[C]hallenges to one authority in the party are coming from another power center in the party. Parties are not strongly hierarchical organizations to begin with, so the way in is just to start playing. Whatever else she is, Sarah Palin is the party’s most recent nominee for vice president. That’s not an outsider position. And so neither are the candidates she backs. And these candidates are contesting party primaries. But “outsiders” like outsider rhetoric, but they are in the tent. The Tea Party’s agenda — as well as the agenda of a diverse group can be defined — is indistinguishable from the Republican agenda of the last decade.
That's Hans Noel, recruited by John Sides over at the Monkey Cage to explain how Marc Ambinder (an excellent reporter who I like a lot) got it wrong in his Sunday NYT piece about how one should understand the various high-profile primaries over the last several months. His whole piece is excellent, and I highly recommend it.

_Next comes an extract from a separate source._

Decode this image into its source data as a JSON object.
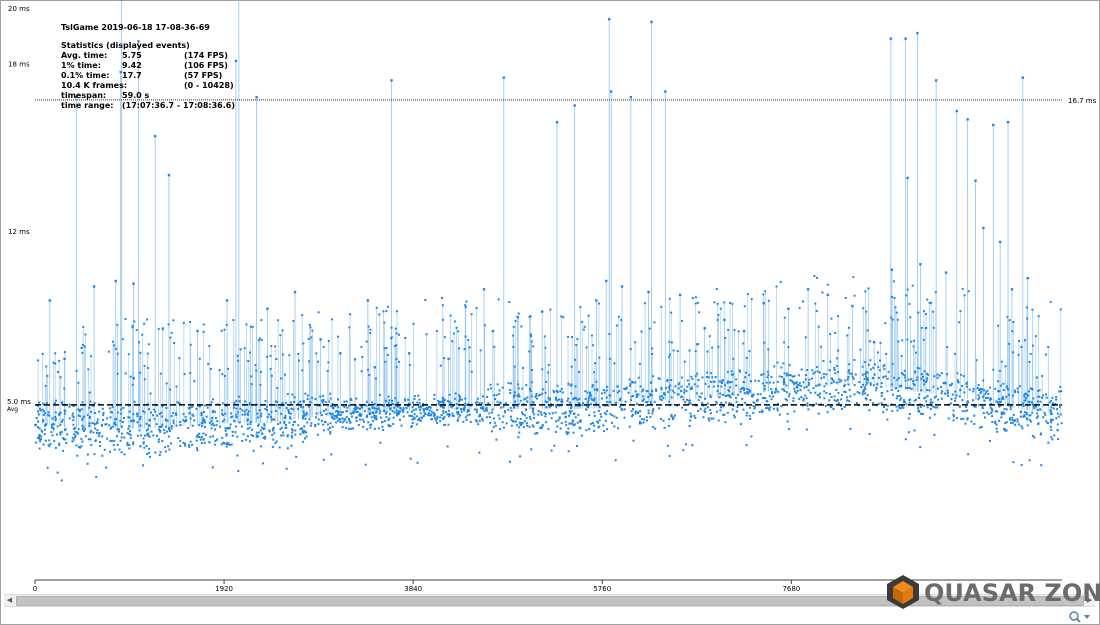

I think it helps to start from scratch a bit on these questions. What is a political party in contemporary American politics? It turns out, if you read the work of party network scholars such as Hans, or Seth Masket, or me, that it's not really very easy to answer that question. Parties contain formal organizations, such as the RNC, the Texas Republican Party, or the House Republican Conference. They also contain informal party networks which include activists, campaign and governing professionals, partisan media outlets and personalities, formally organized factions (such as the Club for Growth), and party-aligned interest groups. And they include the politicians themselves (who may well have previously been and may still think of themselves as associated with one or more of those components). There's no automatic hierarchy within these parties -- the formal party organizations aren't necessarily in charge or in any way more important than various other parts of the network. Instead, who has influence is contested, and it's partially negotiated, and partially fought out, in nominations for candidates for elective office.
It's not impossible for a true non-party group or person to get involved in nomination fights. Some candidates really are outsiders, who have no prior connections with or loyalty to the party network. Such candidates usually fail, however, unless they essentially find ways to earn the use of party resources, which generally entails becoming more deeply entwined within the party. For example: party donors are going to be far more likely to give to an "outsider" who knows how to talk about party issues in the right way, which may require the "outsider" candidate to hire policy experts and communications staff who can teach her to do so. But at that point, the candidate is no longer really outside the party any more.
So contests such as Crist vs. Rubio or Murkowski vs. Miller are best seen not as battles between the Republican Party against outsiders, but as internal battles within different factions or groups for influence within the Republican Party.
Why does it matter what we call them? The "party against outsiders" idea leads to where Ambinder winds up, with the notion that parties are getting weaker. But if what's really happening is that parties are not getting weaker but that new or different groups are gaining influence within those parties, then the real stories are about which groups or party components are advancing, which are losing, and what policy implications such changes will deliver. Note here that "insurgent" attacking "establishment" also misses that picture. We need to know which of the various establishments are involved -- so that in the Murkowski/Miller fight, it may be that the Murkowski family faction was opposed by -- I don't know! The Palin faction? The local Tea Party faction? National conservative activists? Calling one side the "establishment" just doesn't help a lot -- not when the other side contains a former governor (in Alaska), or a former GOP Speaker of the state House (in Florida), or has the support of a former president (as in Colorado, on the Democratic side), or the support of blogs and activists (as in Arkansas, again on the Dem side).
So: these primaries are, at least possibly, quite important, because they are (or at least they may be) important fights over who has influence within the parties. And those fights might be over issues; they might be over groups; or they might be over components of the party. That latter point may be fairly important, and hard to pick out at first -- there can be fights between formal party organizations at different levels (state vs. national, county vs. state, etc.). There can also be fights between one part of the larger party network and another -- between, say, nationally-based ideological bloggers and locally-based donors. And there can be fights between formal and informal party components: say, between the NRCC and the Club for Growth, or between a state Republican Party and activists within that state. Some of these fights might have policy implications; others might not. It takes a lot of reporting to figure it out, and then even more to looks across states and contests to assess whether something important is really happening on a national level, or it's just a hodgepodge of unrelated and very different circumstances. The problem is that if reporters simply accept a party vs. outsider frame, they're going to miss what's going on.
Jonathan Bernstein is a political scientist. He blogs at A plain blog about politics.